The research assesses the equity in access to health care in Costa Rica. This study assembles a geographic information system to relate the 2000 census population with an inventory of health facilities.

Firstly, the author evaluated the health care accessibility with a simple indicator of closeness of facilities to a given residential place. This was done by (1) calculating Euclidean distance between the centroid of each cell and the closest facility on the map. (2) Setting a threshold distance beyond which one can assume that population in the certain cell were not meeting their needs for health care. (3) Classifying the cells based on below or above the threshold distance. (4) The total population in cells above the threshold were identified as “underserved”. The result indicated 12-13% of the total population had unmet medical demand.
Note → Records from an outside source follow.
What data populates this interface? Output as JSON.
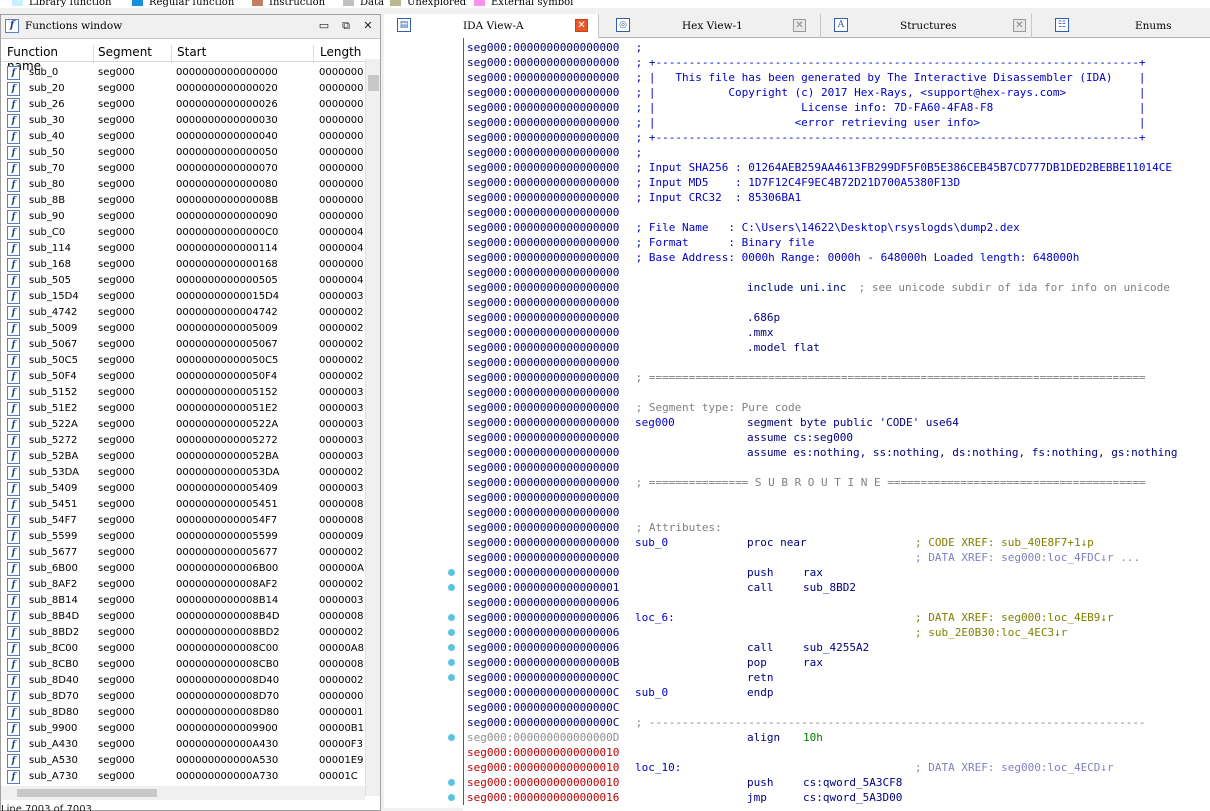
{
  "legend": [
    {
      "label": "Library function",
      "color": "#c8f0ff"
    },
    {
      "label": "Regular function",
      "color": "#1a8fe0"
    },
    {
      "label": "Instruction",
      "color": "#c08060"
    },
    {
      "label": "Data",
      "color": "#c0c0c0"
    },
    {
      "label": "Unexplored",
      "color": "#b8b890"
    },
    {
      "label": "External symbol",
      "color": "#ff90f0"
    }
  ],
  "functions_window": {
    "title": "Functions window",
    "columns": [
      "Function name",
      "Segment",
      "Start",
      "Length"
    ],
    "status": "Line 7003 of 7003",
    "rows": [
      [
        "sub_0",
        "seg000",
        "0000000000000000",
        "0000000"
      ],
      [
        "sub_20",
        "seg000",
        "0000000000000020",
        "0000000"
      ],
      [
        "sub_26",
        "seg000",
        "0000000000000026",
        "0000000"
      ],
      [
        "sub_30",
        "seg000",
        "0000000000000030",
        "0000000"
      ],
      [
        "sub_40",
        "seg000",
        "0000000000000040",
        "0000000"
      ],
      [
        "sub_50",
        "seg000",
        "0000000000000050",
        "0000000"
      ],
      [
        "sub_70",
        "seg000",
        "0000000000000070",
        "0000000"
      ],
      [
        "sub_80",
        "seg000",
        "0000000000000080",
        "0000000"
      ],
      [
        "sub_8B",
        "seg000",
        "000000000000008B",
        "0000000"
      ],
      [
        "sub_90",
        "seg000",
        "0000000000000090",
        "0000000"
      ],
      [
        "sub_C0",
        "seg000",
        "00000000000000C0",
        "0000004"
      ],
      [
        "sub_114",
        "seg000",
        "0000000000000114",
        "0000004"
      ],
      [
        "sub_168",
        "seg000",
        "0000000000000168",
        "0000000"
      ],
      [
        "sub_505",
        "seg000",
        "0000000000000505",
        "0000004"
      ],
      [
        "sub_15D4",
        "seg000",
        "00000000000015D4",
        "0000003"
      ],
      [
        "sub_4742",
        "seg000",
        "0000000000004742",
        "0000002"
      ],
      [
        "sub_5009",
        "seg000",
        "0000000000005009",
        "0000002"
      ],
      [
        "sub_5067",
        "seg000",
        "0000000000005067",
        "0000002"
      ],
      [
        "sub_50C5",
        "seg000",
        "00000000000050C5",
        "0000002"
      ],
      [
        "sub_50F4",
        "seg000",
        "00000000000050F4",
        "0000002"
      ],
      [
        "sub_5152",
        "seg000",
        "0000000000005152",
        "0000003"
      ],
      [
        "sub_51E2",
        "seg000",
        "00000000000051E2",
        "0000003"
      ],
      [
        "sub_522A",
        "seg000",
        "000000000000522A",
        "0000003"
      ],
      [
        "sub_5272",
        "seg000",
        "0000000000005272",
        "0000003"
      ],
      [
        "sub_52BA",
        "seg000",
        "00000000000052BA",
        "0000003"
      ],
      [
        "sub_53DA",
        "seg000",
        "00000000000053DA",
        "0000002"
      ],
      [
        "sub_5409",
        "seg000",
        "0000000000005409",
        "0000003"
      ],
      [
        "sub_5451",
        "seg000",
        "0000000000005451",
        "0000008"
      ],
      [
        "sub_54F7",
        "seg000",
        "00000000000054F7",
        "0000008"
      ],
      [
        "sub_5599",
        "seg000",
        "0000000000005599",
        "0000009"
      ],
      [
        "sub_5677",
        "seg000",
        "0000000000005677",
        "0000002"
      ],
      [
        "sub_6B00",
        "seg000",
        "0000000000006B00",
        "000000A"
      ],
      [
        "sub_8AF2",
        "seg000",
        "0000000000008AF2",
        "0000002"
      ],
      [
        "sub_8B14",
        "seg000",
        "0000000000008B14",
        "0000003"
      ],
      [
        "sub_8B4D",
        "seg000",
        "0000000000008B4D",
        "0000008"
      ],
      [
        "sub_8BD2",
        "seg000",
        "0000000000008BD2",
        "0000002"
      ],
      [
        "sub_8C00",
        "seg000",
        "0000000000008C00",
        "00000A8"
      ],
      [
        "sub_8CB0",
        "seg000",
        "0000000000008CB0",
        "0000008"
      ],
      [
        "sub_8D40",
        "seg000",
        "0000000000008D40",
        "0000002"
      ],
      [
        "sub_8D70",
        "seg000",
        "0000000000008D70",
        "0000000"
      ],
      [
        "sub_8D80",
        "seg000",
        "0000000000008D80",
        "0000001"
      ],
      [
        "sub_9900",
        "seg000",
        "0000000000009900",
        "00000B1"
      ],
      [
        "sub_A430",
        "seg000",
        "000000000000A430",
        "00000F3"
      ],
      [
        "sub_A530",
        "seg000",
        "000000000000A530",
        "00001E9"
      ],
      [
        "sub_A730",
        "seg000",
        "000000000000A730",
        "00001C"
      ]
    ]
  },
  "tabs": [
    {
      "label": "IDA View-A",
      "icon": "ida-view-icon"
    },
    {
      "label": "Hex View-1",
      "icon": "hex-view-icon"
    },
    {
      "label": "Structures",
      "icon": "structures-icon"
    },
    {
      "label": "Enums",
      "icon": "enums-icon"
    }
  ],
  "disassembly": {
    "addr_prefix": "seg000:",
    "lines": [
      {
        "a": "0000000000000000",
        "t": "c",
        "s": " ;"
      },
      {
        "a": "0000000000000000",
        "t": "c",
        "s": " ; +-------------------------------------------------------------------------+"
      },
      {
        "a": "0000000000000000",
        "t": "c",
        "s": " ; |   This file has been generated by The Interactive Disassembler (IDA)    |"
      },
      {
        "a": "0000000000000000",
        "t": "c",
        "s": " ; |           Copyright (c) 2017 Hex-Rays, <support@hex-rays.com>           |"
      },
      {
        "a": "0000000000000000",
        "t": "c",
        "s": " ; |                      License info: 7D-FA60-4FA8-F8                      |"
      },
      {
        "a": "0000000000000000",
        "t": "c",
        "s": " ; |                     <error retrieving user info>                        |"
      },
      {
        "a": "0000000000000000",
        "t": "c",
        "s": " ; +-------------------------------------------------------------------------+"
      },
      {
        "a": "0000000000000000",
        "t": "c",
        "s": " ;"
      },
      {
        "a": "0000000000000000",
        "t": "c",
        "s": " ; Input SHA256 : 01264AEB259AA4613FB299DF5F0B5E386CEB45B7CD777DB1DED2BEBBE11014CE"
      },
      {
        "a": "0000000000000000",
        "t": "c",
        "s": " ; Input MD5    : 1D7F12C4F9EC4B72D21D700A5380F13D"
      },
      {
        "a": "0000000000000000",
        "t": "c",
        "s": " ; Input CRC32  : 85306BA1"
      },
      {
        "a": "0000000000000000",
        "t": "c",
        "s": ""
      },
      {
        "a": "0000000000000000",
        "t": "c",
        "s": " ; File Name   : C:\\Users\\14622\\Desktop\\rsyslogds\\dump2.dex"
      },
      {
        "a": "0000000000000000",
        "t": "c",
        "s": " ; Format      : Binary file"
      },
      {
        "a": "0000000000000000",
        "t": "c",
        "s": " ; Base Address: 0000h Range: 0000h - 648000h Loaded length: 648000h"
      },
      {
        "a": "0000000000000000",
        "t": "c",
        "s": ""
      },
      {
        "a": "0000000000000000",
        "t": "i",
        "mn": "include uni.inc",
        "cm": " ; see unicode subdir of ida for info on unicode",
        "cmx": 385
      },
      {
        "a": "0000000000000000",
        "t": "c",
        "s": ""
      },
      {
        "a": "0000000000000000",
        "t": "i",
        "mn": ".686p"
      },
      {
        "a": "0000000000000000",
        "t": "i",
        "mn": ".mmx"
      },
      {
        "a": "0000000000000000",
        "t": "i",
        "mn": ".model flat"
      },
      {
        "a": "0000000000000000",
        "t": "c",
        "s": ""
      },
      {
        "a": "0000000000000000",
        "t": "g",
        "s": " ; ==========================================================================="
      },
      {
        "a": "0000000000000000",
        "t": "c",
        "s": ""
      },
      {
        "a": "0000000000000000",
        "t": "g",
        "s": " ; Segment type: Pure code"
      },
      {
        "a": "0000000000000000",
        "t": "i",
        "lbl": "seg000",
        "mn": "segment byte public 'CODE' use64"
      },
      {
        "a": "0000000000000000",
        "t": "i",
        "mn": "assume cs:seg000"
      },
      {
        "a": "0000000000000000",
        "t": "i",
        "mn": "assume es:nothing, ss:nothing, ds:nothing, fs:nothing, gs:nothing"
      },
      {
        "a": "0000000000000000",
        "t": "c",
        "s": ""
      },
      {
        "a": "0000000000000000",
        "t": "g",
        "s": " ; =============== S U B R O U T I N E ======================================="
      },
      {
        "a": "0000000000000000",
        "t": "c",
        "s": ""
      },
      {
        "a": "0000000000000000",
        "t": "c",
        "s": ""
      },
      {
        "a": "0000000000000000",
        "t": "g",
        "s": " ; Attributes:"
      },
      {
        "a": "0000000000000000",
        "t": "i",
        "lbl": "sub_0",
        "mn": "proc near",
        "xr": "; CODE XREF: sub_40E8F7+1↓p"
      },
      {
        "a": "0000000000000000",
        "t": "i",
        "xrd": "; DATA XREF: seg000:loc_4FDC↓r ..."
      },
      {
        "a": "0000000000000000",
        "t": "i",
        "mn": "push",
        "op": "rax",
        "dot": true
      },
      {
        "a": "0000000000000001",
        "t": "i",
        "mn": "call",
        "op": "sub_8BD2",
        "dot": true
      },
      {
        "a": "0000000000000006",
        "t": "c",
        "s": ""
      },
      {
        "a": "0000000000000006",
        "t": "i",
        "lbl": "loc_6:",
        "xr": "; DATA XREF: seg000:loc_4EB9↓r",
        "dot": true
      },
      {
        "a": "0000000000000006",
        "t": "i",
        "xr": "; sub_2E0B30:loc_4EC3↓r",
        "dot": true
      },
      {
        "a": "0000000000000006",
        "t": "i",
        "mn": "call",
        "op": "sub_4255A2",
        "dot": true
      },
      {
        "a": "000000000000000B",
        "t": "i",
        "mn": "pop",
        "op": "rax",
        "dot": true
      },
      {
        "a": "000000000000000C",
        "t": "i",
        "mn": "retn",
        "dot": true
      },
      {
        "a": "000000000000000C",
        "t": "i",
        "lbl": "sub_0",
        "mn": "endp"
      },
      {
        "a": "000000000000000C",
        "t": "c",
        "s": ""
      },
      {
        "a": "000000000000000C",
        "t": "g",
        "s": " ; ---------------------------------------------------------------------------"
      },
      {
        "a": "000000000000000D",
        "t": "a",
        "mn": "align",
        "op": "10h",
        "gray": true,
        "dot": true
      },
      {
        "a": "0000000000000010",
        "t": "c",
        "s": "",
        "red": true
      },
      {
        "a": "0000000000000010",
        "t": "i",
        "lbl": "loc_10:",
        "xrd": "; DATA XREF: seg000:loc_4ECD↓r",
        "red": true
      },
      {
        "a": "0000000000000010",
        "t": "i",
        "mn": "push",
        "op": "cs:qword_5A3CF8",
        "red": true,
        "dot": true
      },
      {
        "a": "0000000000000016",
        "t": "i",
        "mn": "jmp",
        "op": "cs:qword_5A3D00",
        "red": true,
        "dot": true
      }
    ]
  }
}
In densely populated areas, there are usually more than one facility around a cell. People not necessarily go to the nearest facility. They may go to a further one which is larger or less crowded. To account for this situations, the author develop a more complex index based on a discrete choice model that is well known in economy studies. The model assumes that people choose a facility after comparing characteristics of all possible choices. To determine how each characteristic affects the decision, the conditional logistic regression method was applied. This method is similar to exploratory regression but logistic regression is used when the dependent variable is categorical (e.g., in this case, yes or no for choosing a certain facility). The method identified that MD hours, distance, whether created in the 1990s and whether EBAIS is present are the most important variables that affect the probability whether an individual chooses a specific facility. The index of each cell is the sum of probabilities for all facilities within 25 km. This more complex model yielded a result as 12-14% of the population were “underserved”, which agreed with the Euclidean distance model.